If you were seeing the same thing 12v-to-gnd as you were seeing 12v-to-sender, that's when I'd be concerned. The only time I think you should see that is if the sender wire is grounded, e.g. the sender has a 0 resistance.
And, again, I don't actually know what gauges you have or how they work. I'm just suggesting that in most balanced gauges, sender wire voltage being different from ignition voltage would be a red herring, not diagnostic information.
I really encourage you to do some of the debugging I mentioned earlier:
-- What happens if you disconnect the sending wire at the sender?
-- What happens if you ground it?
-- Does the above generate two different extreme gauge readings?
-- What about if the sender wire is grounded and opened right at the gauge (versus at the sender)?
-- If you have a resistor that is somewhere in the middle of the gauge range, what happens if you disconnect the gauge sender wire, wire it to ground through that resistor, and turn on the power? Does it read mid-way?
-- With the engine off and the wire disconnected from the sender, how many ohms do you read from the sender to ground? What about with the engine running normally? How do these look compared to the values in the table I posted?
-- With everything powered off, how many ohms do you read between the gauges ground wire and another known-good electrical ground?
-- With the sender wire disconnected at the sender and at the gauge and everything powered off, how many ohms do you read gauge-side sender wire to ground? To 12v?
-- What if you do the above at the sender side?
-- With the sender wire disconnected on both sides and everything powered on, how many volts do you read to each of 12v and ground? Measure on both sides.
-- With everything hooked up and powered up, how many volts do you read to ground at the back of the gauge sender wire terminal?

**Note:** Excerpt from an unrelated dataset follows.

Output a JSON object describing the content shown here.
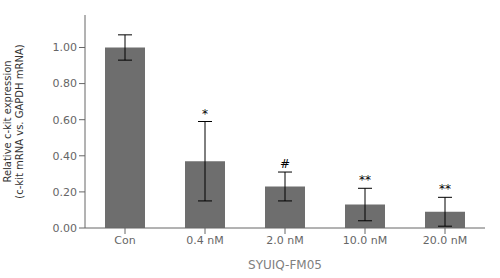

What about at the other end of that wire where it meets the sender?
The goal here is to find the gauge not moving from one extreme to another, and, if you can test it, being able to sit in between (though this would be a weird failure case); to to find the sender failing to have the proper resistance at 0ps and/or failing to change resistance as oil pressure changes; to find the sender wire shorted to ground; to find the sender wire shorted to 12v; to be able to find the sender wire having a low-resistance path to either; or finding the sender wire, itself, has high resistance from end-to-end.